A long-missing from streaming Studio Ghibli movie has finally come to Netflix...

Heartbreaking 100% Rotten Tomatoes score animated movie comes to Netflix
Andrew Williams
16 September 2024

The most notable film to come to Netflix this week may not even be new, but a classic we’ve hoped for years would appear.

Netflix has been a streaming home to Studio Ghibli’s classic animated movies for years, but Grave of the Fireflies has only just been added to its ranks.

Not encountered Grave of the Fireflies before? It might be the saddest of the Ghibli films, and is quite a departure from the wonder and magic of classic introductory Ghibli works like Spirited Away and My Neighbour Totoro.

However, it’s considered one of the studio’s best films, and sits at a lofty 100% rating at Rotten Tomatoes.
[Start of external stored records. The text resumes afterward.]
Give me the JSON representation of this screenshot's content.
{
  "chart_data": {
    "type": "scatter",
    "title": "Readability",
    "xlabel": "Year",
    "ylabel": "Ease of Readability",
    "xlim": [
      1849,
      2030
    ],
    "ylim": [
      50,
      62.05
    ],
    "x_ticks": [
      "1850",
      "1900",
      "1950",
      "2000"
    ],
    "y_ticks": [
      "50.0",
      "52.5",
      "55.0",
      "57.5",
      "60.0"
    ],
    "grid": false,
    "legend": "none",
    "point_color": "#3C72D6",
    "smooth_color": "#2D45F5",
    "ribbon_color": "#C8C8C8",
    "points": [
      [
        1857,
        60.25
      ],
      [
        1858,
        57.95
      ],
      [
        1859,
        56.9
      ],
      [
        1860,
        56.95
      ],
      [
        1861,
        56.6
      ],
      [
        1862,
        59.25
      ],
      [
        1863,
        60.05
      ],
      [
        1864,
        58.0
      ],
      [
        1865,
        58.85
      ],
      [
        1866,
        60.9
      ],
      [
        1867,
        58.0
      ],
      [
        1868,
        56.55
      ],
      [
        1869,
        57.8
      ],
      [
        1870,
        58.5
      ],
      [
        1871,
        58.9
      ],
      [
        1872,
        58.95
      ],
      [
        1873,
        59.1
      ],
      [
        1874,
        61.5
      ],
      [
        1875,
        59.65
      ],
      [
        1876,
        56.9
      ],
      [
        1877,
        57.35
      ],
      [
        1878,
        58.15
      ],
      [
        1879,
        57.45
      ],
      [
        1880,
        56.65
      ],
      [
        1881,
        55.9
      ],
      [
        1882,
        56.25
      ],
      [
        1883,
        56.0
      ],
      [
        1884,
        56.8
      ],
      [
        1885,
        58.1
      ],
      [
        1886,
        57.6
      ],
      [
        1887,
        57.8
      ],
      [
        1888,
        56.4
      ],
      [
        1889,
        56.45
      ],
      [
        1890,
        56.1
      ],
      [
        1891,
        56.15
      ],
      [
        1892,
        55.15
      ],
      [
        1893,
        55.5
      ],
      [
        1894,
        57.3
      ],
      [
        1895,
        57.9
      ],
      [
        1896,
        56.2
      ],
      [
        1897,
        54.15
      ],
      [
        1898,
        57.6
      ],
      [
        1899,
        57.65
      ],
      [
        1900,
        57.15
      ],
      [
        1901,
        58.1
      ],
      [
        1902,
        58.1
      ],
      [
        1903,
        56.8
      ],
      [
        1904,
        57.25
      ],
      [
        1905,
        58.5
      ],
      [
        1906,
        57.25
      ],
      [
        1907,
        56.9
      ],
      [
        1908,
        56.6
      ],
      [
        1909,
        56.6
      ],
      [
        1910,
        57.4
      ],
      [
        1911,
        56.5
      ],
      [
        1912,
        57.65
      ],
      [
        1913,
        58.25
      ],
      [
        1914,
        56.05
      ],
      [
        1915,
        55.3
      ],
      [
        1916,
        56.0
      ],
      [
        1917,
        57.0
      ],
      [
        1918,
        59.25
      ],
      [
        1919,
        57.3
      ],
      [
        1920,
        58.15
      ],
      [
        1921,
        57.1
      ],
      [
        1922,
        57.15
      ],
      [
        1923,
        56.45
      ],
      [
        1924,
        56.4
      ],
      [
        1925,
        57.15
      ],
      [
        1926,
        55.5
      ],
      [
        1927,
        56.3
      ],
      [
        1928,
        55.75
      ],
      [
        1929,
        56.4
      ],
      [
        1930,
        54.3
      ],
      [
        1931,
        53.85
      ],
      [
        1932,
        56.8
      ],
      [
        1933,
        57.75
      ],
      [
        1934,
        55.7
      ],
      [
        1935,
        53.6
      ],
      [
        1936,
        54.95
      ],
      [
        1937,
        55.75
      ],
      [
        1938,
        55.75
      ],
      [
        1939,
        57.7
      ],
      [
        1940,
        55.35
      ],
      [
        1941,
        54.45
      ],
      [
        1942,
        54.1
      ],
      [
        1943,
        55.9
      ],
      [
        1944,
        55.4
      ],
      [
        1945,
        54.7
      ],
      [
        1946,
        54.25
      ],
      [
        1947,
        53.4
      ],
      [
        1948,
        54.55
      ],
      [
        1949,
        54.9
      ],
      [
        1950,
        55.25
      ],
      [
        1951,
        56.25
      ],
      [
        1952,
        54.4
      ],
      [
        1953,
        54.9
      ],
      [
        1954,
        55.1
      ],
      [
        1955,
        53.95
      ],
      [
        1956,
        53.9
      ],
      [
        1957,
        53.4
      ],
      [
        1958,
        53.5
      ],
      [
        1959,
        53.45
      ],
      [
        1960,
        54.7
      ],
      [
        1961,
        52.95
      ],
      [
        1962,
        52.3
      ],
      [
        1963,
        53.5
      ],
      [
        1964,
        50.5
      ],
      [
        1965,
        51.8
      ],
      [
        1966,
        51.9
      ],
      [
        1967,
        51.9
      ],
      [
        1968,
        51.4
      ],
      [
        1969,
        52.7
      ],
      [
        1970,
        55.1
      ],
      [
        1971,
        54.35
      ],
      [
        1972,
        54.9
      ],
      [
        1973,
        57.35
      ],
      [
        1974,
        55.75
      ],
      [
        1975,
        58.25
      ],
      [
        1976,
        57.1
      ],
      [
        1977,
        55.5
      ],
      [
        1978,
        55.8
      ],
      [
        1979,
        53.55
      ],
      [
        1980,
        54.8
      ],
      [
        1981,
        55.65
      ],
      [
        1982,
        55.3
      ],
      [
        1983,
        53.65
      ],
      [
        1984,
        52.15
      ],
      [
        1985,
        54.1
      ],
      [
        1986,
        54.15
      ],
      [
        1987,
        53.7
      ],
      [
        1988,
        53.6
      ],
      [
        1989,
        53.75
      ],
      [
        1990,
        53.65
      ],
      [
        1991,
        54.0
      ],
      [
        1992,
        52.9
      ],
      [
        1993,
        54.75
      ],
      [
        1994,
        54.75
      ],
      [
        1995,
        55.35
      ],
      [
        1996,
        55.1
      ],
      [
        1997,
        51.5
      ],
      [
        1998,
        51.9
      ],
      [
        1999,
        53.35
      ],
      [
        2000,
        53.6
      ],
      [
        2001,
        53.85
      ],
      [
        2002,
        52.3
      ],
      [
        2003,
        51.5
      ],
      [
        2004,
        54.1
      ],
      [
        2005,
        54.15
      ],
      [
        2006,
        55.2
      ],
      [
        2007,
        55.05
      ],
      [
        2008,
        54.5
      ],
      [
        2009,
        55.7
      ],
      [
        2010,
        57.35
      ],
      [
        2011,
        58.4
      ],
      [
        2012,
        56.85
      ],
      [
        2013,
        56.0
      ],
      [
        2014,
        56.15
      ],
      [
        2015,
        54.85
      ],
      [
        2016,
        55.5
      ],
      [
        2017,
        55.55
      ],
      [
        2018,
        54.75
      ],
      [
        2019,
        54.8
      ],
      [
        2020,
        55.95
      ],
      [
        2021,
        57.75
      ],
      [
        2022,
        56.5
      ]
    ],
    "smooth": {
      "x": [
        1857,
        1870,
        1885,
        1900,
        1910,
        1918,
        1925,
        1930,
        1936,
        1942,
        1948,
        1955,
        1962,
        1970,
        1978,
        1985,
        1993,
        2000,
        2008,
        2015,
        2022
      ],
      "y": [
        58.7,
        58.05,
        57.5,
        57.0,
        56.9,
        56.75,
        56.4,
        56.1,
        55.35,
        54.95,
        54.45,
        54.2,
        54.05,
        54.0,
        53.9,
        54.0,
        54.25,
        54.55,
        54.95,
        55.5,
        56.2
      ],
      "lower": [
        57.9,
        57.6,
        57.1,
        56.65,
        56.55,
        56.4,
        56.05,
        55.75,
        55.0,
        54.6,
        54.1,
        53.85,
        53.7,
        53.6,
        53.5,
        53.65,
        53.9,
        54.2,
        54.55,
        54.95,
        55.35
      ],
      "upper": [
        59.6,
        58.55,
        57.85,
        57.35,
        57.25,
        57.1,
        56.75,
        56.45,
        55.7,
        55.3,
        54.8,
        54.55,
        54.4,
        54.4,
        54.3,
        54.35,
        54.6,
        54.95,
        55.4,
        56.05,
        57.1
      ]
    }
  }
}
Why so sad? Grave of the Fireflies follows children Seita and Setsuko, brother and sister, as they try to survive in Japanese city Kobe, after it is all but destroyed following bombing by the U.S. during the tail end of World War II.

Heartbreaking 100% Rotten Tomatoes score animated movie comes to Netflix

It’s not one to show to young kids. The BBFC rates it as a 12A, in part for the “disturbing images” it contains.

We strongly recommend adults give Grave of the Fireflies a watch, though, as it’s likely the strongest Ghibli film not directed by Hayao Miyazaki.

The film was instead directed by Isao Takahata, whose other works include Pom Poko and the brilliant The Tale of Princess Kaguya, another one of the sadder films in the Ghibli catalogue. Takahata was a co-founder of Studio Ghibli, and sadly died in 2018.

Grave of the Fireflies was originally released in 1988. We heard back in August that Netflix had picked up the streaming rights to the film, outside of Japan.

The film has proved such a streaming anomaly because of the unusual way it was produced. Studio Ghibli made the film not for its parent company Tokuma Shoten but for Shinchosha, the publisher of the short story on which the movie is based, written by Akiyuki Nosaka.

It’s part of a recent push to bring more notable Japanese animated content to Netflix, alongside the also-great Suzume and The First Slam Dunk (not currently available in the UK).